If $f^{(n)}(x)=g(x,n), n \in \mathbb{N}$ is $n^{th}$ derivative of $f(x)$, then the fractional derivative of $f(x)$, in various notations, is $ \left ( \mathbb{D}^r \right ) f(x)=\frac{d^r}{dx^r}f(x)=f^{(r)}(x)=g^*(x,r), r \in \mathbb{R}$. where $g^*$ is an extension of $g$ from integers to reals.
(We could use the same and define other derivatives like complex ones.)
The only purpose of deriving a more general formula is to have a proof that such derivative is mathematically sounded object.

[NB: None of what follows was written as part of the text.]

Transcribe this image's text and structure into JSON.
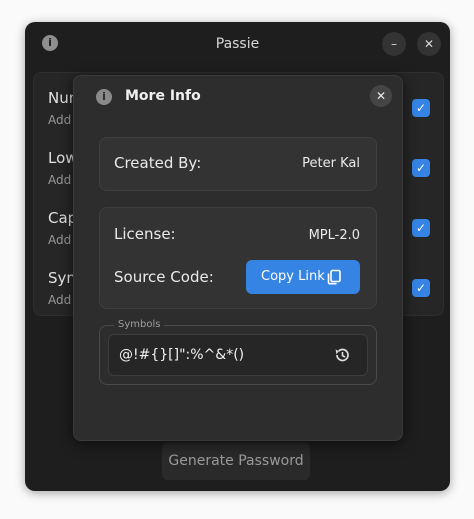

But for ordinary functions, it is as simple as the above statement. This is because the fractional derivative is defined as an extension itself, albeit a more generic one that uses the least possible amount of ammunition.
(The only question here is which $g^*$ to use and if it is sufficiently generic.)
From the educational point of view, this shows the direction we want to go, and it is very logical and substantial. After this explanation, it is much more clear why we need to introduce a more generic way of treating all functions the same way, rather than trying to guess in each particular situation, for more complicated functions, what this extending function to reals contains.
Therefore
$$\left( \mathbb{D}^r \right ) \sin(kx)=k^r\sin(kx+\frac{r\pi}{2})$$
$$\left( \mathbb{D}^r \right ) x^2e^x=e^x((x+r)^2-r)$$
In-depth reasoning: in more generic formulae, fractional derivative, in general, is continuous over reals, there is nothing in particular that makes integers different from reals and the only needed extension is, for example, a trivial one, like Gamma function, i.e. factorial.
$$\left( \mathbb{D}^r \right ) f( x )  = \frac1{ \Gamma ( r ) } \int_0^x \left(x-t\right)^{r-1} f(t) \, dt$$
Regarding generality we talked about, this apparently trivial one is a good illustration.
It is not true that $\left( \mathbb{D}^r \right ) 1 = 0$. Meaning, we need to start from a more generic form before we can define the situation.
$$ \left( \mathbb{D}^r \right ) x^k = \frac{d^r}{dx^r}x^k=\frac{k!}{(k-r)!}x^{k-r} $$
and now for $k=0$
$$ \frac{d^r}{dx^r}x^0=\frac{d^r}{dx^r}1=\frac{0!}{(0-r)!}x^{0-r}=\frac1{(-r)!}x^{-r}=\frac1{\Gamma(1-r)}x^{-r} $$
(There is some strange belief that we are allowed to introduce a "simple" mathematical object in a simple way, yet more intricate in a complex way. The truth is that all mathematical objects are complex if we want them to be complex, and if humanity needed to learn these starting from simpler notions, why would a 21st century kid have to be smarter than geniuses of old and digest all that at once? No, the fact that we know it does not make it easier to digest. As a student, I would not say a word if you would introduce fractional derivatives as above, but I would object a direct introduction into formulas I can barely decipher after first view.)